If possible, all airway management cases should be reviewed with special emphasis placed on instances of failed airway, misplaced or dislodged invasive airway devices, number of attempts, and exposure to hypoxia, hypotension, hypo/hypercarbia, and death. Continuous physiological data are now commonly available with all portable cardiac monitors and should be reviewed for each airway case. Case review requires the reliable abstraction of pertinent data elements as described in the National Association of EMS Physicians position statement on recommended guidelines for uniform reporting of data for out‐of‐hospital intubation [75]. The Ground Air Medical qUality Transport (GAMUT) quality improvement collaborative proposes measuring definitive airway management sans hypoxia/hypotension on first attempt (DASH‐1A) as the fraction of advanced airways placed on the first attempt without SpO2 <90% or systolic blood pressure <90 mmHg [76]. When available, quality data should also include time to intubation and review of video images time locked to physiological data to address issues of technique and mitigation of patient exposure to hypoxia and hypotension.

Review of airway cases should be used to inform directed feedback to the clinician, assessment of system processes that may have contributed to error, and future continuing education so that all personnel can learn from any errors.

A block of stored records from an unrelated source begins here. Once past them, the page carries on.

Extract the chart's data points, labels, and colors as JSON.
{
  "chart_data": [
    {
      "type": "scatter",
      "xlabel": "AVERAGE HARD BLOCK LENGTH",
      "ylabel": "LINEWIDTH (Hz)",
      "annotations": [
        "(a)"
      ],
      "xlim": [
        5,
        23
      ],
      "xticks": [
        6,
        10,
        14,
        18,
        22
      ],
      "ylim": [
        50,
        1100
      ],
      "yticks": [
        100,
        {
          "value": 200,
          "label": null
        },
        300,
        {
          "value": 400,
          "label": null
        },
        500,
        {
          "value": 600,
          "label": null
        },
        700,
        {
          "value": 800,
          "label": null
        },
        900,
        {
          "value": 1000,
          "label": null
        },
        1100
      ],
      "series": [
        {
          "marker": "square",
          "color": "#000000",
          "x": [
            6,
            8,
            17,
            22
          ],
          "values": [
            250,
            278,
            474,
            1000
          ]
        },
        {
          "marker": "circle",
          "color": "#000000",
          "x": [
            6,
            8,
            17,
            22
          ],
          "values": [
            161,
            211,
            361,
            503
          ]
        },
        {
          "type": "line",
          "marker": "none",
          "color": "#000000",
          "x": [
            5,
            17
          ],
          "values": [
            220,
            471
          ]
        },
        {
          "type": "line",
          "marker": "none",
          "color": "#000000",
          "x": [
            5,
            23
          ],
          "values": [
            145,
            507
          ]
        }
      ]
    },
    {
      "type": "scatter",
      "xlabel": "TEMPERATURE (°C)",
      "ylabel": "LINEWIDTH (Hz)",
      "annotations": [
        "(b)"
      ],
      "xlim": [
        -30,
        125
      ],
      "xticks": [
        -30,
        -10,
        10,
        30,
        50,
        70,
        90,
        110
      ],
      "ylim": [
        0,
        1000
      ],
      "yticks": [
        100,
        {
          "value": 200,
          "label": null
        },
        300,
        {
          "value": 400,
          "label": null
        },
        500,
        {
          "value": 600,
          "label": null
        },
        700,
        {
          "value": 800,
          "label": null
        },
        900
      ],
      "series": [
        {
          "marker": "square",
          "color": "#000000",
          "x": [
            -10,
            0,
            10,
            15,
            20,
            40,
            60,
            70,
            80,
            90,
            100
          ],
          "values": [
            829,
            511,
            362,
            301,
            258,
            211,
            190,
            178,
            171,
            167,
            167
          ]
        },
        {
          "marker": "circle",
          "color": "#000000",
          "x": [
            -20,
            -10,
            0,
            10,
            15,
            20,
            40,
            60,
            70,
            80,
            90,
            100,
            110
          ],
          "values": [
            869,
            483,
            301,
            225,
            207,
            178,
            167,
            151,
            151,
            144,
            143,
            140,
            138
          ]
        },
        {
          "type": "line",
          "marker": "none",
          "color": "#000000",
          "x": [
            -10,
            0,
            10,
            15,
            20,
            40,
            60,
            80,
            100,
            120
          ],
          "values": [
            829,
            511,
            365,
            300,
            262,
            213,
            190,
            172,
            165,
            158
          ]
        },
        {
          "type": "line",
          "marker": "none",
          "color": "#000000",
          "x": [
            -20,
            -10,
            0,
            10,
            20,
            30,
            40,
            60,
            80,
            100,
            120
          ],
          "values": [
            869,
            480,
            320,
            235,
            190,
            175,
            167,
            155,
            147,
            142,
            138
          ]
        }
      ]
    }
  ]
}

Directed clinician feedback may include case review, skill reassessment, or additional scenario‐based training. System‐based assessment should allow the medical director to examine the protocols and procedures asking the question, “Would other EMS clinicians perform similarly in the same situation?” In rare cases, it may be necessary to send an immediate system‐wide message out to prevent such a problem from recurring. Lastly, in order to improve system‐wide performance, incorporation of challenges into simulation or scenario‐based training will allow others to learn from adverese events in a safe environment.